Texto: Nuno Sampaio |

@ana_gil_

O minimalismo pode ser representativo da união entre um mundo repartido entre o caos existente e uma harmonia visual. As tuas imagens são uma transição entre estes dois estados?

Não interpreto o meu olhar minimalista desta forma. É um minimalismo natural, muito observador, sem fundamentalismos ou grandes filosofias. Facilmente fotografo objetos ou situações onde tento dar destaque a um elemento. A composição é tudo.

 

Preenches o tempo das tuas fotografias com o vazio das linhas e espaços negativos que nos transportam para uma outra dimensão. Existe alguma relação entre o vazio minimal das tuas fotografias e a mensagem que queres passar?

Embora também publique outro tipo de fotografias, a mensagem que quero passar é a minha tendência minimalista. As legendas são um toque pessoal que acrescento a todas, porque me fazem sentir algo e quero transmiti-lo como sendo parte de um todo.

Tens fotografias com cor e fotografias a preto e branco.
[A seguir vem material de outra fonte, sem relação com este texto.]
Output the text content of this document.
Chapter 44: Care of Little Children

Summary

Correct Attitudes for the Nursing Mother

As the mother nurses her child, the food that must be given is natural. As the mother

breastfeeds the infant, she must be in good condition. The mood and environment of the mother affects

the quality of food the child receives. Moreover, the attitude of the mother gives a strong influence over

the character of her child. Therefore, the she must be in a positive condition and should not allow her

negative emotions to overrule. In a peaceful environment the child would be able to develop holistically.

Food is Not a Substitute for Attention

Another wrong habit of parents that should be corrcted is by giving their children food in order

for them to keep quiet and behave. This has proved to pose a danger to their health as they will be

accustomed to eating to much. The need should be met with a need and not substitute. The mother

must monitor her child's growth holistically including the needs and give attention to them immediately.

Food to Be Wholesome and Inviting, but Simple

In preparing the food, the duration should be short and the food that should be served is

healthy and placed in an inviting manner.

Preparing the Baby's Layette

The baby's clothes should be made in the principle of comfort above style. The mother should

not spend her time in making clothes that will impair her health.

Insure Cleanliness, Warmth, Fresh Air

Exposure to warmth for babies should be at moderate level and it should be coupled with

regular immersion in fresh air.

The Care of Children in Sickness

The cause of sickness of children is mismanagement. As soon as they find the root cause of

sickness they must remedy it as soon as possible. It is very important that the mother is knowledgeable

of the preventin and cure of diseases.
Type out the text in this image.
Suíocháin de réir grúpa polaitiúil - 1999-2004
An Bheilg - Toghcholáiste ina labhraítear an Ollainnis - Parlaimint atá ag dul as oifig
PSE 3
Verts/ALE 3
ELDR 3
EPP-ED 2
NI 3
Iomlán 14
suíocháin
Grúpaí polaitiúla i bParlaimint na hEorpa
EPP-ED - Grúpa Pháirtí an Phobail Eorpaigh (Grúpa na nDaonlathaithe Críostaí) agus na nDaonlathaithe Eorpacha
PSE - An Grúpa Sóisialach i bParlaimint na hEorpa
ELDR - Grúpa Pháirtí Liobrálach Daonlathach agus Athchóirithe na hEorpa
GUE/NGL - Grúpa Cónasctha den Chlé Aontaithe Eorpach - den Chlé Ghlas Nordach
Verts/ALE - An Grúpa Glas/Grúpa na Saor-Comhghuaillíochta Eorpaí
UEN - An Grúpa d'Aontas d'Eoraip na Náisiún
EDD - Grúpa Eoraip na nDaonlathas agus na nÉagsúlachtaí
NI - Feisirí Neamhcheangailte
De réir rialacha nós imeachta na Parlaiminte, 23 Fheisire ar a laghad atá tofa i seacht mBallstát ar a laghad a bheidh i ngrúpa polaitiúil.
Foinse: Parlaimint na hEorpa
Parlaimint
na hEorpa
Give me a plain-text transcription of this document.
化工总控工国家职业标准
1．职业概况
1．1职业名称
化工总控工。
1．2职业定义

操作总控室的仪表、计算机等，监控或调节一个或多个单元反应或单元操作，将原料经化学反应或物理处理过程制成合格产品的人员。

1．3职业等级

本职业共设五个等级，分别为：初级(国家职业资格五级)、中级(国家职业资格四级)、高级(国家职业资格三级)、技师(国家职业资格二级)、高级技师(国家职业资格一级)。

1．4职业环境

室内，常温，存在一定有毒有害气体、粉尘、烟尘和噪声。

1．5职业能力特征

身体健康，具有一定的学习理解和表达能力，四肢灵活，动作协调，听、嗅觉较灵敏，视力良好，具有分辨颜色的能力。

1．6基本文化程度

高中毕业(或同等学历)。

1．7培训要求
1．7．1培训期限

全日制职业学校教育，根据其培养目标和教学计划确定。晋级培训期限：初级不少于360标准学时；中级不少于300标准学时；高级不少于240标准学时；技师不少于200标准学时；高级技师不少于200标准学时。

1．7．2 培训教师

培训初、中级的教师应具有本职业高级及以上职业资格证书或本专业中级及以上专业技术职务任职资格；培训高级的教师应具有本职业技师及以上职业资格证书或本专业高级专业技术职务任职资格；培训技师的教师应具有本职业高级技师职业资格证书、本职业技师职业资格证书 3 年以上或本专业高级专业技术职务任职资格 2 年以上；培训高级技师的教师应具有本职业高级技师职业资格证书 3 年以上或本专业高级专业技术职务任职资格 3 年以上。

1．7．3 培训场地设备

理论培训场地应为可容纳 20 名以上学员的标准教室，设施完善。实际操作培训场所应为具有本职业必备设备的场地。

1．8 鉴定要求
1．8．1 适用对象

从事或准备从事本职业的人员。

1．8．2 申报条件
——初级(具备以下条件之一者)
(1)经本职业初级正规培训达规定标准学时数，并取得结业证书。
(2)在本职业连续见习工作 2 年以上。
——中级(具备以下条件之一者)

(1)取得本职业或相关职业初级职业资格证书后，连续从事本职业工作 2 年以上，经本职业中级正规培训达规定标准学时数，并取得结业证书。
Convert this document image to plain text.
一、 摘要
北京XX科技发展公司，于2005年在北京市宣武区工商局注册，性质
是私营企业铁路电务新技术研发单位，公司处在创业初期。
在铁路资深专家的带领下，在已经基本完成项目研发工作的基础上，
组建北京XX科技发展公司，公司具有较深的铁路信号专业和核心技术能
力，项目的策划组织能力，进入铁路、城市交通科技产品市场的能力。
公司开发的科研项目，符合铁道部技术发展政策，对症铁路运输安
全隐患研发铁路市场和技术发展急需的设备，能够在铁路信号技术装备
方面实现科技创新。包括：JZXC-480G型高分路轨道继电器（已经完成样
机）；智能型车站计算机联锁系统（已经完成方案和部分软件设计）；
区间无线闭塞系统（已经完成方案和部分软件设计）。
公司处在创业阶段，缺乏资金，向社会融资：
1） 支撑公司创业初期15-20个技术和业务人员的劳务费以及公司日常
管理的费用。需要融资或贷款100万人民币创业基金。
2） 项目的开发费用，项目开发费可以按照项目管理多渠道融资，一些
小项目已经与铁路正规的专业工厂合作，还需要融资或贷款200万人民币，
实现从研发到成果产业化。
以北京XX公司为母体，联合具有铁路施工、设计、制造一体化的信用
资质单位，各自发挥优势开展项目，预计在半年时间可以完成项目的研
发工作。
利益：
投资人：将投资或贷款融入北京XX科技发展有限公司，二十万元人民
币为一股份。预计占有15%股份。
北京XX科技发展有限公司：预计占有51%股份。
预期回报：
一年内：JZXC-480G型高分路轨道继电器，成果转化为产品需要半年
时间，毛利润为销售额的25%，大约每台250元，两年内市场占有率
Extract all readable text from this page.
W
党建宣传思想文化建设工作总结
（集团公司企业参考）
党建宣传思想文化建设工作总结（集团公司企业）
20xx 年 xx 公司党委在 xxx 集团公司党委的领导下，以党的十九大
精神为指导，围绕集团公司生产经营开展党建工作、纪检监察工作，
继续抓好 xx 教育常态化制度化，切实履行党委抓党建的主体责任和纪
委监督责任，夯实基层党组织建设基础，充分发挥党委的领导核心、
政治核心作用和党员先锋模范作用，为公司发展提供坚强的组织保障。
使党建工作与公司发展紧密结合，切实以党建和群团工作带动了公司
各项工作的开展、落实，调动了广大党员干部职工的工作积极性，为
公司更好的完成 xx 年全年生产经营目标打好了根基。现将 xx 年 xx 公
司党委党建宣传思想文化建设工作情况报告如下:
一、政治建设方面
Contudo, depois de vermos a tua página, ficamos com a sensação de estar dividida em duas partes: a primeira com uma espécie de azul esbatido e acinzentado e a segunda com cores fortes e contrastadas. Esta mudança marca dois períodos diferentes na tua maneira de fotografar, na tua maneira de ver as coisas?

Esta diferença significa apenas a interpretação que atribuí à fotografia no momento. A escolha é feita tendo em conta a composição e elementos presentes na fotografia e a relação com as restantes já publicadas. As fotografias podem viver por si, mas tenho em consideração a harmonia visual da galeria.

Iniciei a minha galeria com muita cor e vejo esta mudança como uma evolução. O olhar sempre foi o mesmo, a edição é que alterou para um mood mais soft.

Uma estrada que gostasses de percorrer de manhã para fotografar.

Aquelas no Alentejo com uma árvore fantástica de vez em quando. Sem carros e já agora com nevoeiro.